Die globalen Aktienmärkte beendeten das Jahr 2024 mit einer starken Note, angetrieben von der anhaltenden Dominanz der US-Aktien, die durch die Wiederwahl von Präsident Donald Trump noch weiter nach oben getrieben wurden.
Allerdings war das Jahr von erheblicher Marktvolatilität geprägt, die durch zahlreiche Wahlen weltweit und die laufenden geldpolitischen Entscheidungen der Zentralbanken ausgelöst wurde.

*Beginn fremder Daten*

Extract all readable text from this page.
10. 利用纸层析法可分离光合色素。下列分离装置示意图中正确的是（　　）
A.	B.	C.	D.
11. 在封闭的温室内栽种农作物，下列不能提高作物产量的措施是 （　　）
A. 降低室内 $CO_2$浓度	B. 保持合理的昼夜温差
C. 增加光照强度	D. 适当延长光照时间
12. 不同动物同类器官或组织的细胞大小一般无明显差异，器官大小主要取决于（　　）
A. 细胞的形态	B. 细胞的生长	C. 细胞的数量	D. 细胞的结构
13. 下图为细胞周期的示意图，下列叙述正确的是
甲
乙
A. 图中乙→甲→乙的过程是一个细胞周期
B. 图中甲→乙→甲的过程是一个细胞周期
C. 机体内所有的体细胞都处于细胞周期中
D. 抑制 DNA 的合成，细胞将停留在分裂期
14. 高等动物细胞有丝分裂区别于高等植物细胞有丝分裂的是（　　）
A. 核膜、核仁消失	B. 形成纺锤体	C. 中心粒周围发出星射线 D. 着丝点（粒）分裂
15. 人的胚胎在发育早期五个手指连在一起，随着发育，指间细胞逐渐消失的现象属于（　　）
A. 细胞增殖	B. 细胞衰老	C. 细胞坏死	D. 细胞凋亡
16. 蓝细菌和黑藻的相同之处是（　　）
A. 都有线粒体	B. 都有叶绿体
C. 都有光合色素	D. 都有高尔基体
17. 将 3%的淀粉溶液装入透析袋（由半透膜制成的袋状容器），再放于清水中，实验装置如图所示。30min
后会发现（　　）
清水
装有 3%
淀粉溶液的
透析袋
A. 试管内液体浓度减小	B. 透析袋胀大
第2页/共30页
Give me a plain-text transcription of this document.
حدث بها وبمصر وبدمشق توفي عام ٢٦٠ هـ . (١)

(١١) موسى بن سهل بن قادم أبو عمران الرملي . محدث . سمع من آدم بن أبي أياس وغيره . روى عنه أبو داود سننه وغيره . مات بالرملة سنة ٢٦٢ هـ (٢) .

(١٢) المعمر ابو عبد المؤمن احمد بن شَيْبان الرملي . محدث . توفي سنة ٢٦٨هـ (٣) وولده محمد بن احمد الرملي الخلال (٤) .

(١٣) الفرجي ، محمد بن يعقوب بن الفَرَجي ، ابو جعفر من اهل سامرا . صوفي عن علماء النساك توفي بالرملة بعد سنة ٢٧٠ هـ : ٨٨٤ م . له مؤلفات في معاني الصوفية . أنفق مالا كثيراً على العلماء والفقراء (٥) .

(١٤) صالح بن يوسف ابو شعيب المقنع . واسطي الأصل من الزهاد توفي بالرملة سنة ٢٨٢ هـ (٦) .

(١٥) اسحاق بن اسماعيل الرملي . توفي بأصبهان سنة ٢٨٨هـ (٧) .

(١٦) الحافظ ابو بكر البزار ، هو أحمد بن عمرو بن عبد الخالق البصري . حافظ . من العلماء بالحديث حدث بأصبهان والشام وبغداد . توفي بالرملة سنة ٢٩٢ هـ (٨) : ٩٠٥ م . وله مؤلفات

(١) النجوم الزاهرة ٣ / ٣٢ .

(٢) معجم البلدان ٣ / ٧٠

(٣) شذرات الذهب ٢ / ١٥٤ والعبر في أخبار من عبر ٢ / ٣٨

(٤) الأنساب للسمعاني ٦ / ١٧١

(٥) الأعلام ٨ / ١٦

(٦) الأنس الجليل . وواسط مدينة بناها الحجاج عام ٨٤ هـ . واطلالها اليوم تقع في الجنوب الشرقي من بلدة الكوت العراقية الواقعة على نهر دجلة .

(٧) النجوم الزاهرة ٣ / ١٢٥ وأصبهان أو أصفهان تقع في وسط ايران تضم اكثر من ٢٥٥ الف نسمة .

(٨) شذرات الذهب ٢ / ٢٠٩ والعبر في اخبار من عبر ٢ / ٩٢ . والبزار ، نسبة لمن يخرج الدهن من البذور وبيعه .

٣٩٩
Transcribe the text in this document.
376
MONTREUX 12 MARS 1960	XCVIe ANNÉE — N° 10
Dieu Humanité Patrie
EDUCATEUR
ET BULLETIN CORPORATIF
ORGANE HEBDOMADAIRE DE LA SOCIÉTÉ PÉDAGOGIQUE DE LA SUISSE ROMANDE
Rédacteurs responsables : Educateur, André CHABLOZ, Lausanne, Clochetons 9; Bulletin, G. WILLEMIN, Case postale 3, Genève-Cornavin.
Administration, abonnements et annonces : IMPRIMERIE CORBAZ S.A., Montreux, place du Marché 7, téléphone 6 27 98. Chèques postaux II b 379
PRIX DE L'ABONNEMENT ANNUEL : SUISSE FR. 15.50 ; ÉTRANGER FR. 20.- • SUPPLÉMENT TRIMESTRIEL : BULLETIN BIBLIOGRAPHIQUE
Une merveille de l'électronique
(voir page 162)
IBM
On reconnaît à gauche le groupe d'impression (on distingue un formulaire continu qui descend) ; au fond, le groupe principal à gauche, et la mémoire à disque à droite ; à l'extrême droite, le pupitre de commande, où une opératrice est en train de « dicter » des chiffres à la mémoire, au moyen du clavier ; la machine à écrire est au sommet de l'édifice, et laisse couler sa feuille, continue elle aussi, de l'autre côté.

Mit Blick auf das Jahr 2025 ist unser globales Aktienteam der Ansicht, dass die Risiken im Zusammenhang mit Zöllen und politischen Veränderungen dazu geführt haben, dass der Zustand des US-Exzeptionalismus stärker hinterfragt wird und die Unsicherheit in Bezug auf die globale Investitionslandschaft zugenommen hat. Lesen Sie mehr zu den wichtigsten Erkenntnissen unseres globalen Aktienteams.
Europa: Unsicherheit auch jenseits des großen Teichs
Die Aussichten für Europa sind mit erheblichen Ergebnisschwankungen verbunden.
Negativ zu vermerken ist, dass Europa das zweitgrößte bilaterale Handelsdefizit (nach China) mit den Vereinigten Staaten aufweist. Da die derzeitige US-Regierung vorgibt, Handelsdefizite zu verabscheuen, stehen die europäischen Exporteure fest in der Schusslinie für Zollerhöhungen, die sich wahrscheinlich abschreckend auf die Nachfrage nach ihren Produkten auswirken werden.
Gleichzeitig werden etwaige Zölle wahrscheinlich mit einem Aufbau von Lagerbeständen einhergehen, so dass die Importeure mit einer Störung rechnen. In den ersten Quartalen des Jahres 2025 könnte die US-Nachfrage nach europäischen Waren stärker erscheinen, als es die rein wirtschaftlichen Fundamentaldaten rechtfertigen.
Sollte es der derzeitigen US-Regierung gelingen, einen dauerhaften Waffenstillstand zwischen Russland und der Ukraine zu erreichen, dürften die europäischen Unternehmen von den Wiederaufbaubemühungen in der Ukraine profitieren. Auch Katar wird voraussichtlich erhebliche Mengen an verflüssigtem Erdgas (LNG) exportieren, was dazu beitragen könnte, die Energiepreise auf ein Niveau zu senken, das zuletzt vor dem Russland-Ukraine-Krieg 2022 erreicht wurde.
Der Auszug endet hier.